Cascade
Floating Points
On peut trouver beaucoup de vices au streaming, mais il faut lui reconnaître au moins une vertu : avoir clarifié la position de l’album en tant qu’objet de consommation culturelle. Il y a encore dix ans, le passage par la case long play semblait inéluctable - avec une quantité de déchets astronomique à la clé. Aujourd’hui, pour de nombreux artistes qui n’en ont ni l’envie ni l’envergure, l’album est devenu une option parmi tant d’autres. Dès lors, on attend de ceux qui s’y frottent qu’ils le fassent avec déférence.
Et c’est la première chose qui saute aux oreilles quand on écoute le nouvel album de Floating Points : ça n’en est pas un, ce qui est surprenant venant d’un artiste qui a démontré par le passé combien il maîtrisait l’exercice.
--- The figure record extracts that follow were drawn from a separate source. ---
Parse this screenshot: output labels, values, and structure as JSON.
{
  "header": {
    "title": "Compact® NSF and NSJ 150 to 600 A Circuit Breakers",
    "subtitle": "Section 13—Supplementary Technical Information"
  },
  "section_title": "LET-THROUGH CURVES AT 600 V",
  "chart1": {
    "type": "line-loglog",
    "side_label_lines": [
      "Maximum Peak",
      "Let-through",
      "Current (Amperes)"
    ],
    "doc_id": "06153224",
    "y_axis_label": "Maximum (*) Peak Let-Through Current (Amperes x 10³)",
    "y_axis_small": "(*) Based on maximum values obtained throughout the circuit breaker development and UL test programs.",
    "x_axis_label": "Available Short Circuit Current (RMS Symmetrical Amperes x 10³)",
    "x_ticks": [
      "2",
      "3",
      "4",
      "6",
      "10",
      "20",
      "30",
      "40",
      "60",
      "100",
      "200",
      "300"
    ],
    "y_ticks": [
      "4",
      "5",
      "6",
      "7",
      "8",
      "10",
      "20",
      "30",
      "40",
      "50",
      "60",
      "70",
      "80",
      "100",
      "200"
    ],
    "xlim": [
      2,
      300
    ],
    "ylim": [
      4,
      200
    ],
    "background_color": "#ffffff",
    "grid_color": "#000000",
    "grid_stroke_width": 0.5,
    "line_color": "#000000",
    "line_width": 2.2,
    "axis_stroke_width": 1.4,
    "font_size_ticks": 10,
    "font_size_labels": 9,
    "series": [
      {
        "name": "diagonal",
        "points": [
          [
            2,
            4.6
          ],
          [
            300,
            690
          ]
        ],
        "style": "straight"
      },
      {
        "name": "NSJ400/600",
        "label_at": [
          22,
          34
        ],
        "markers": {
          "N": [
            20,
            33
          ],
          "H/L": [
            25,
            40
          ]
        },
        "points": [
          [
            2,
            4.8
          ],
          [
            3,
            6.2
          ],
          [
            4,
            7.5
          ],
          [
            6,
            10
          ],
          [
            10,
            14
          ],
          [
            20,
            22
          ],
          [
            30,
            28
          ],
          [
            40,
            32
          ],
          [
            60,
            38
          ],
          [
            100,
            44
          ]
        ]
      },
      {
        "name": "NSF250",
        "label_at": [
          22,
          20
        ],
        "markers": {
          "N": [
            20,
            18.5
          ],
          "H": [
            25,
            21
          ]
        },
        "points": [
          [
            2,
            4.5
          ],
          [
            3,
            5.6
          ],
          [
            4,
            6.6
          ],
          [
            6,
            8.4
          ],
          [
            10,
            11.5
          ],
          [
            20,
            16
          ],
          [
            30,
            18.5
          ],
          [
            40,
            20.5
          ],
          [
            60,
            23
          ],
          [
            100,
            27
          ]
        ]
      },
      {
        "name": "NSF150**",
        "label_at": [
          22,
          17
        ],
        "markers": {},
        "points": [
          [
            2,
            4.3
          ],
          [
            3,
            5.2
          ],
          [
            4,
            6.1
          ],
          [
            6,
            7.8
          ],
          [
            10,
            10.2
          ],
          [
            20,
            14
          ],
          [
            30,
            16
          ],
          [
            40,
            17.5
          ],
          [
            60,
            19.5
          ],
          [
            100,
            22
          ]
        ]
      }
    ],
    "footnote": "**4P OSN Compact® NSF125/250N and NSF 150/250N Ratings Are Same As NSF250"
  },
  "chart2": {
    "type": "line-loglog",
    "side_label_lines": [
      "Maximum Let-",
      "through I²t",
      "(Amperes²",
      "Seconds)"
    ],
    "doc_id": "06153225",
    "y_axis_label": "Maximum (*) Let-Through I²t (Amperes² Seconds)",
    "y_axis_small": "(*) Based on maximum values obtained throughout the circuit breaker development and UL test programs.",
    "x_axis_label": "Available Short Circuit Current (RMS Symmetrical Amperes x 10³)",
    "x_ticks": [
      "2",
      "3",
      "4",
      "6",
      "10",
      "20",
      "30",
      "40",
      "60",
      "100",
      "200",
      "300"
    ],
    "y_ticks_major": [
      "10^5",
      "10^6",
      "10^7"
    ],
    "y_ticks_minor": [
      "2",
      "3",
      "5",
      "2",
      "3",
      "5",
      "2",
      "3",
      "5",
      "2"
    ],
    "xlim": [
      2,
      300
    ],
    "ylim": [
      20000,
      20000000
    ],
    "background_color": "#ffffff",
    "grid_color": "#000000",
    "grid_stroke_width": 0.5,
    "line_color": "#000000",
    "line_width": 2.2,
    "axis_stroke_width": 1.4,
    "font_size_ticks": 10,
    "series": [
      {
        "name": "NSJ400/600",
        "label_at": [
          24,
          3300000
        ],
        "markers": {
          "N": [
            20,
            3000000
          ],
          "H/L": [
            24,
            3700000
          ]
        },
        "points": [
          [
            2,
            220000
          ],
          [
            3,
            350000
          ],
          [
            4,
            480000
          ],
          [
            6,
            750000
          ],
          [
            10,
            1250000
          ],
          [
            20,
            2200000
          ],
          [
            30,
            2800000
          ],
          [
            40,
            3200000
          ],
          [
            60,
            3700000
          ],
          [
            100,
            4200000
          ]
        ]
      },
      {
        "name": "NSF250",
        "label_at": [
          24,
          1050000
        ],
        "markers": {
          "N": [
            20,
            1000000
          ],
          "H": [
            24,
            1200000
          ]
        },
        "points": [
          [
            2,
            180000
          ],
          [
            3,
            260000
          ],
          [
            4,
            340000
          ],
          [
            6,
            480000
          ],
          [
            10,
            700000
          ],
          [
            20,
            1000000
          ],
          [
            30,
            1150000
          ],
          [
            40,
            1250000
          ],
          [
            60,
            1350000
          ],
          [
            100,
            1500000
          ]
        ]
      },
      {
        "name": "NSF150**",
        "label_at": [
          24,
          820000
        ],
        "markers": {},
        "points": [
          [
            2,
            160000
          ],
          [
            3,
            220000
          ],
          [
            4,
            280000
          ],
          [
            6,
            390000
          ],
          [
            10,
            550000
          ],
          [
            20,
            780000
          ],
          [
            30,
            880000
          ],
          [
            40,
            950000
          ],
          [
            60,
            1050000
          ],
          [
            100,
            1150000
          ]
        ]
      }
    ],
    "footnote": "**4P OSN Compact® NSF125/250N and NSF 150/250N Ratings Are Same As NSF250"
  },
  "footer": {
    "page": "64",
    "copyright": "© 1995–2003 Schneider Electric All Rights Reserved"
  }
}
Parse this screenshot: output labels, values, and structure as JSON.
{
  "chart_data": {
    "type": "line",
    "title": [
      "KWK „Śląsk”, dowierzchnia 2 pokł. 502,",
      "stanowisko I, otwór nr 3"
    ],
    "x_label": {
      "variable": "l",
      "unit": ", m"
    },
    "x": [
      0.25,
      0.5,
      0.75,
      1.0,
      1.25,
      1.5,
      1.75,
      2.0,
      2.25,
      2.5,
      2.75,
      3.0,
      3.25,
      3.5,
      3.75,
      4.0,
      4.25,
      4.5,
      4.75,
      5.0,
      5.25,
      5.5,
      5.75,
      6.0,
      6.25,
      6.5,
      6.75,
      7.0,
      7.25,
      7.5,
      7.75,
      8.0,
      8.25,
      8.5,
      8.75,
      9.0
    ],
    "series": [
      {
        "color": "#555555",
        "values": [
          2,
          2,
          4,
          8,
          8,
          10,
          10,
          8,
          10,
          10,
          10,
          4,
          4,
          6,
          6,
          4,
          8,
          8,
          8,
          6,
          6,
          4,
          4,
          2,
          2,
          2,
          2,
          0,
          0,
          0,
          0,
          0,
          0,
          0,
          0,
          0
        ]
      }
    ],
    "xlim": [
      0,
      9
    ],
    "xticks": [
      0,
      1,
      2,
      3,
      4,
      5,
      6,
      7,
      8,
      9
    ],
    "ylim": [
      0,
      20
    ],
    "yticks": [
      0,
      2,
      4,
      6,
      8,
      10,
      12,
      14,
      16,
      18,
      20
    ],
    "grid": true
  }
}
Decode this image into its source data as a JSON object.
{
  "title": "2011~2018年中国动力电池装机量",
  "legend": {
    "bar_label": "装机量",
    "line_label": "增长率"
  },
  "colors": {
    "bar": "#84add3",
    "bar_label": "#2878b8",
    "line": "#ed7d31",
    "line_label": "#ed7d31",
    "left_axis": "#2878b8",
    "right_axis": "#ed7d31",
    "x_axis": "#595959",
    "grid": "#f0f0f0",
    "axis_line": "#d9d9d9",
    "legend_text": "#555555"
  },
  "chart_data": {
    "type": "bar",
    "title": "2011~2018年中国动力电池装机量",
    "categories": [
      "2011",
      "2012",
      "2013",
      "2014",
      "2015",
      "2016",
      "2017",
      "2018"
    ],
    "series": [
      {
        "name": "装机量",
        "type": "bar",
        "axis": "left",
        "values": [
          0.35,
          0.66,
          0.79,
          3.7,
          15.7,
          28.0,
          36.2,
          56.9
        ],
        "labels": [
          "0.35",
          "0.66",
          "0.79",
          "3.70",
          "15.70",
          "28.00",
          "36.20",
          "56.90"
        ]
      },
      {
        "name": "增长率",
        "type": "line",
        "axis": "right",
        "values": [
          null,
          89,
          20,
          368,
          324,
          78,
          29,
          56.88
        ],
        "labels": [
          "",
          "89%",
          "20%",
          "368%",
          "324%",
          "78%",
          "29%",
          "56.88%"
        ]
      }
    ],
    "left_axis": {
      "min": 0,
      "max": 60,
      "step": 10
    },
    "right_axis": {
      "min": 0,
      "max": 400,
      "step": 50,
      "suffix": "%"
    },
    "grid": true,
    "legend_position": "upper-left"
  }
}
En réalité, il suffit de se reporter au communiqué de presse pour y voir un peu plus clair : le point de départ de ce retour dans le club après la parenthèse enchantée aux côtés du saxophoniste Pharoah Sanders est un amas de titres ayant pour vocation de ramener la musique de Sam Sheperd au plus proche du dancefloor. Autrement dit, il veut enfin vivre cette communion dont il a été privé par le Covid, qui a mis le monde à genoux peu de temps après la sortie de son dernier album de dance music à ce jour, Cascade. L’intention est louable, mais on eut apprécié que le producteur anglais soigne davantage sa copie tant le plaisir d’écoute est flingué par une narration défaillante - pour ne pas dire inexistante. C’est d’autant plus regrettable que malgré une forme hautement problématique, Cascade satisfait bien des attentes sur le fond, avec des titres qui tombent directement dans la case “career highlight”.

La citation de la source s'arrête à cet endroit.